Other injuries include bone and skull fractures, brain injuries, the rupture of internal organs and hemorrhaging, punctured hearts and lungs from broken ribs, damage to genitalia, and psychological trauma.

According to an evaluation by Chile's National Institute for Human Rights, police actions during protests which began in October 2019 resulted in more than 440 eye injuries, with over 30 cases of eye loss, or ocular rupture.

Amnesty said that at least 53 people died from projectiles fired by security forces, according to a peer-reviewed study based on medical literature worldwide between 1990 and June 2017. It also found that 300 of the 1,984 people injured suffered permanent disability, but actual numbers were likely to be far higher.

Since then, the availability, variety and deployment of KIPs has escalated globally, furthering the "militarization of protest policing," said Amnesty.

The Amnesty-Omega report found that national guidance KIP use rarely met international standards on the use of force which states they should be used only as a last resort when violent individuals pose an imminent threat of harm to persons.

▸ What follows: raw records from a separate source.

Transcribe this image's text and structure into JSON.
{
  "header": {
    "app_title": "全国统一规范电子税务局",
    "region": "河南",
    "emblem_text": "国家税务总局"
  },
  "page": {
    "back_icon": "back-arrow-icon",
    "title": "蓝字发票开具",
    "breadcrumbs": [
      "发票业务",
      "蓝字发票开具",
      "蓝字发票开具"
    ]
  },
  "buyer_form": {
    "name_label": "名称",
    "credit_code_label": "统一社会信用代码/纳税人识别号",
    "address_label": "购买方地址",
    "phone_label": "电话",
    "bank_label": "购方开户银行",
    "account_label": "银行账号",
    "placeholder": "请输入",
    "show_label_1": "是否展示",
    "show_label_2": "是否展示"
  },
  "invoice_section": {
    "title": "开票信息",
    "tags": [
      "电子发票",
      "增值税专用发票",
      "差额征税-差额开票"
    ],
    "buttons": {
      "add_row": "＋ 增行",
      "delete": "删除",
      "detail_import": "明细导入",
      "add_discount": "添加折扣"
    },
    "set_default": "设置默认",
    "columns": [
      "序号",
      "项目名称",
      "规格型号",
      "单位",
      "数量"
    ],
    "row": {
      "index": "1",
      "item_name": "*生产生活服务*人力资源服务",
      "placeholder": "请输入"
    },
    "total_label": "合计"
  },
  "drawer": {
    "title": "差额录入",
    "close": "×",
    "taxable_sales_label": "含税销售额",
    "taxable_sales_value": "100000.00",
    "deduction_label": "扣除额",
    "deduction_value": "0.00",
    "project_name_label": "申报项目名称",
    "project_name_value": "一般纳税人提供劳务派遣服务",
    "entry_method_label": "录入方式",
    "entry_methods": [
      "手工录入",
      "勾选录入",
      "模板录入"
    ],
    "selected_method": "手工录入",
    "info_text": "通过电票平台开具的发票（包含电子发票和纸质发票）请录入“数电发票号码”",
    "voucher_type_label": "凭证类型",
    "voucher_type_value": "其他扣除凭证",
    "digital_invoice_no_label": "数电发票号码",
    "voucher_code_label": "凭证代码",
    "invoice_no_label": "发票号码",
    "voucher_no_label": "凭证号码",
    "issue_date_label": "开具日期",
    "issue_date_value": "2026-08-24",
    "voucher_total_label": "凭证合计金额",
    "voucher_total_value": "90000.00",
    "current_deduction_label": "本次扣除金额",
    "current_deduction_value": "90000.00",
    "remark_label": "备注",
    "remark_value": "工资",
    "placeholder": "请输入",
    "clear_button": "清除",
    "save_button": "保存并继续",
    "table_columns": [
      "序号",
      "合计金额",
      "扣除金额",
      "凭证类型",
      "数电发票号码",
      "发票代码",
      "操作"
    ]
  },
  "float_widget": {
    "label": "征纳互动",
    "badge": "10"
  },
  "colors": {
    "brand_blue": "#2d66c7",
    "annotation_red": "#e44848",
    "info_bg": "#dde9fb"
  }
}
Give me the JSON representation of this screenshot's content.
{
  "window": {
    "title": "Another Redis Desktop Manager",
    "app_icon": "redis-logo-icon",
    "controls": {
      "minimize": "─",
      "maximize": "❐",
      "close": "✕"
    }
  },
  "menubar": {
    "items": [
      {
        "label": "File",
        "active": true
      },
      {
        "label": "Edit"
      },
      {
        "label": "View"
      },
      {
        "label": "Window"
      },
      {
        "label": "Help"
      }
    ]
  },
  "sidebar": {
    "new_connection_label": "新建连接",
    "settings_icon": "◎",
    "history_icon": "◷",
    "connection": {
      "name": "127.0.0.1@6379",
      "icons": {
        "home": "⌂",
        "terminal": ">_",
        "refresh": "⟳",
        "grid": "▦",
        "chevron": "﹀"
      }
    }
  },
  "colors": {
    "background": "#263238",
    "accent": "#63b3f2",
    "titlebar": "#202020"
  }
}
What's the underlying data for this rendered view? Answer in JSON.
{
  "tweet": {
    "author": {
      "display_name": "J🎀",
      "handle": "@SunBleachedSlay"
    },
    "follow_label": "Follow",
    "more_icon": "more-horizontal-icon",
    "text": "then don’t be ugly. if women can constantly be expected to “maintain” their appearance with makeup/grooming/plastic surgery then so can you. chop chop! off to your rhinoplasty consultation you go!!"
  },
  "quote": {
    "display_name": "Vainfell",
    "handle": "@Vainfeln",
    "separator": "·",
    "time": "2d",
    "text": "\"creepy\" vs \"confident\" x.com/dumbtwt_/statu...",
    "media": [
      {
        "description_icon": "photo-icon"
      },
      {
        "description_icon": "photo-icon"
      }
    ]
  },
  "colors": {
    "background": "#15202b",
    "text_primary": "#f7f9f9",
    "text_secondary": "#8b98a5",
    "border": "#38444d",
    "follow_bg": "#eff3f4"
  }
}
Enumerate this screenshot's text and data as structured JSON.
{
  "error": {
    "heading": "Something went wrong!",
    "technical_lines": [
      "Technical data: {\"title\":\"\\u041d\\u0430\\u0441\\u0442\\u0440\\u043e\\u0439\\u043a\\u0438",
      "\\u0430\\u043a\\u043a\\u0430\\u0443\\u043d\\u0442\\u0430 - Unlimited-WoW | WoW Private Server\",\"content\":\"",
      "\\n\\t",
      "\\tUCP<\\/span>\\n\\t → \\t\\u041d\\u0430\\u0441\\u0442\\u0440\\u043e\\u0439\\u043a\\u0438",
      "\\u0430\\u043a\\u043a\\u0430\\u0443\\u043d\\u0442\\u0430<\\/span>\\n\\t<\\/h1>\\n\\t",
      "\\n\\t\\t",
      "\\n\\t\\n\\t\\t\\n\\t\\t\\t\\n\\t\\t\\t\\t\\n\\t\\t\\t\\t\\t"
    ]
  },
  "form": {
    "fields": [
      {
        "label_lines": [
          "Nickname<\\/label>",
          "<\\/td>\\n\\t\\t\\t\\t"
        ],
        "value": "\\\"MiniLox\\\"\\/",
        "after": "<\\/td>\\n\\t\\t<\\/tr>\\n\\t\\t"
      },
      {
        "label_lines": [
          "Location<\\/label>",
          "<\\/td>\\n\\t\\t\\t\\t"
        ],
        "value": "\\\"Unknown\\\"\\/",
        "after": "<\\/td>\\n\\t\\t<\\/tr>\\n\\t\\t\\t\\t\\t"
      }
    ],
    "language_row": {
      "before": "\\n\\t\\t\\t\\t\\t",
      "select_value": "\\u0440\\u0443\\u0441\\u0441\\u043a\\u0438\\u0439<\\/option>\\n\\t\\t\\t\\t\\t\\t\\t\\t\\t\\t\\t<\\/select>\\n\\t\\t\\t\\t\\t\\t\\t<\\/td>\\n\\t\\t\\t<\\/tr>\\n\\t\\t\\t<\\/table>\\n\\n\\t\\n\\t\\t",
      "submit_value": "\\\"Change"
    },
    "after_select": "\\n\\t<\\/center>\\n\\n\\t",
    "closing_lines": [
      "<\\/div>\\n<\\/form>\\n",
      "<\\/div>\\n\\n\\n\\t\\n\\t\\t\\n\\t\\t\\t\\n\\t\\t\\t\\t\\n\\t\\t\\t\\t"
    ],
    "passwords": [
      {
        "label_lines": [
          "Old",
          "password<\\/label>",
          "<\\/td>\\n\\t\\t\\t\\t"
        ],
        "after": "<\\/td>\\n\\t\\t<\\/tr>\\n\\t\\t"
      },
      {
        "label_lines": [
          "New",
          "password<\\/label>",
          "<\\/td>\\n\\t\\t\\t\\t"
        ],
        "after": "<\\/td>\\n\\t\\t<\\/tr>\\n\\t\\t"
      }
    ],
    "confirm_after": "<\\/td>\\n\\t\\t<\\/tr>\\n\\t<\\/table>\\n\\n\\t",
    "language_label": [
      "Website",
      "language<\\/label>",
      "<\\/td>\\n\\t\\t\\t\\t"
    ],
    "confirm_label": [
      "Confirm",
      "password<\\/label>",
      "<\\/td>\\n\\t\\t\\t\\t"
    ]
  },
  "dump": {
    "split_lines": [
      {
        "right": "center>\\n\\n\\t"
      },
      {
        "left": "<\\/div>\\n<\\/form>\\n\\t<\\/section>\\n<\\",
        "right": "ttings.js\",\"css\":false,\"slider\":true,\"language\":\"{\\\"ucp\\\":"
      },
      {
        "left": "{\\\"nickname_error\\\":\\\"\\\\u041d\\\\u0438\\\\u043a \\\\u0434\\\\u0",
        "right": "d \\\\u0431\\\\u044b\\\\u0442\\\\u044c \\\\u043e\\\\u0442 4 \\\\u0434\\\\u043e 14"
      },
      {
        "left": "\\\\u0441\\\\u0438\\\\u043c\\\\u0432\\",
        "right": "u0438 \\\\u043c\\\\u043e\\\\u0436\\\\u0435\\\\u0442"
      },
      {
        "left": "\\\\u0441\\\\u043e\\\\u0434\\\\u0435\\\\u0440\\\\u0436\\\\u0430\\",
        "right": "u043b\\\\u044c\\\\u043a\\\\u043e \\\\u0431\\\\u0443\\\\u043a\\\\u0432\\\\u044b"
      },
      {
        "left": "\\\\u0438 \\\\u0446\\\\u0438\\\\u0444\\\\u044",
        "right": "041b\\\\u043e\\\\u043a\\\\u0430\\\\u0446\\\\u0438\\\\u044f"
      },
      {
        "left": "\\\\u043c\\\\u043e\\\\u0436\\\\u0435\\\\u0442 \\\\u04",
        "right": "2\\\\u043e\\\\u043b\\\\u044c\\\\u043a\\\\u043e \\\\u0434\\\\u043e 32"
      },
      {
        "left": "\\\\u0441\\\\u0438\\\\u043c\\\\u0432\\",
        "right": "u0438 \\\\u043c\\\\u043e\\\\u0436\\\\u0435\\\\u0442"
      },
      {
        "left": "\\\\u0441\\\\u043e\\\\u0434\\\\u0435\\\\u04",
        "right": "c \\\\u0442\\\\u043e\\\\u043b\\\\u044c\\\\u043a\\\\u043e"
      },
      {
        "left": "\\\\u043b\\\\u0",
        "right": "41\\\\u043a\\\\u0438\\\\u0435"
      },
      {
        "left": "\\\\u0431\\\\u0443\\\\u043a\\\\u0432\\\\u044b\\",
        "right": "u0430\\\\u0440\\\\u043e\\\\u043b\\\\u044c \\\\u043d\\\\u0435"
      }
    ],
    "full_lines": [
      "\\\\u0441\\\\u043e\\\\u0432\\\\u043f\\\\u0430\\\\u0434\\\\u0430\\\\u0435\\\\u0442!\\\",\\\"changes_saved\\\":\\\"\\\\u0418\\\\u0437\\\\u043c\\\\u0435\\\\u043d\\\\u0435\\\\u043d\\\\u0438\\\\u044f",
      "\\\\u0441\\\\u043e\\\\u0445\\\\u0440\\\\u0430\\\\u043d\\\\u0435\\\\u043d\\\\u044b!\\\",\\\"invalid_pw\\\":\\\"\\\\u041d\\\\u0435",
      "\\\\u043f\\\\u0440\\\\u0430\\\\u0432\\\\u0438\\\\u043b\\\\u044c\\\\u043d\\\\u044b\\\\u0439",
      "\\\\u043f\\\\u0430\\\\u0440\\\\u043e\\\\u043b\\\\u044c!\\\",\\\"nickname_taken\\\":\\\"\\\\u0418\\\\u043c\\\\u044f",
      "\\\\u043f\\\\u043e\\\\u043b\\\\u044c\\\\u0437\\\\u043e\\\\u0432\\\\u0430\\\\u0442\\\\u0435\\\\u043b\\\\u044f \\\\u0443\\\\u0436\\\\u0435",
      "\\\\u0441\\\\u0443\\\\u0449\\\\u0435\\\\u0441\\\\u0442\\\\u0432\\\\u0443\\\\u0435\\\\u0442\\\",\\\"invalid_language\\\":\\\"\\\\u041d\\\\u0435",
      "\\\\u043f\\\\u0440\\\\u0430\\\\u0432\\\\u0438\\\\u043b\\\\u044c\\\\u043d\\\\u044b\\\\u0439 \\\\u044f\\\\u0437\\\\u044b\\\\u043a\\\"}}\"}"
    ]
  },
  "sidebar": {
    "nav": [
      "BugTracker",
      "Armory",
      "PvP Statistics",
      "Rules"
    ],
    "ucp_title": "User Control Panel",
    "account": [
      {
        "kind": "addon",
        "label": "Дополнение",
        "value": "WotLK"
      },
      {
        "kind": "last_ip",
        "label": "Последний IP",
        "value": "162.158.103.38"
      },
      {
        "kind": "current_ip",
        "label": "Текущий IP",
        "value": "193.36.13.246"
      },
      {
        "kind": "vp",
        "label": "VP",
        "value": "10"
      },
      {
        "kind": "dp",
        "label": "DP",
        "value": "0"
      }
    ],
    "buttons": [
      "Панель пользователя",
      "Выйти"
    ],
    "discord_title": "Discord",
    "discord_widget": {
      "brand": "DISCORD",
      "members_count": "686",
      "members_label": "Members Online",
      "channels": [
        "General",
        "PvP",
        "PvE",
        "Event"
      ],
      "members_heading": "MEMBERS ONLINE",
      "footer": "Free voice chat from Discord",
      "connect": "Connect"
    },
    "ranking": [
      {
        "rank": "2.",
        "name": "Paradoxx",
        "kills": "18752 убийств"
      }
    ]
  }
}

Police forces routinely flout regulations with impunity, the report alleges.

Amnesty and the Omega Research Foundation are among 30 organizations calling for the U.N.-backed treaty that would prohibit the manufacture and trade of "inherently abusive KIPs" and other law enforcement weapons and introduce human rights-based trade controls on the supply of other law enforcement equipment, including rubber and plastic bullets.

"A Torture-Free Trade Treaty would prohibit all production and trade in existing inherently abusive law enforcement weapons and equipment, including intrinsically dangerous or inaccurate single KIPs, rubber-coated metal bullets, rubberized buckshot and ammunition with multiple projectiles that have resulted in blinding, other serious injuries and deaths across the world," said Michael Crowley, Research Associate at the Omega Research Foundation.

In December, The Guardian reported that Iranian security forces were targeting women at anti-regime protests by firing at their faces, breasts and genitals, according to interviews with medics across the country.

Doctors and nurses -- treating demonstrators in secret to avoid arrest -- said they first observed the practice after noticing that women often arrived with different wounds to men, who more commonly had shotgun pellets in their legs, buttocks and backs.

A 2019 survey of French public opinion by Statista, the European Union's main statistical agency, found 54% of people opposed the use of Flash-Balls rubber bullet-firing guns, the so-called "LBD-40" gun, by police.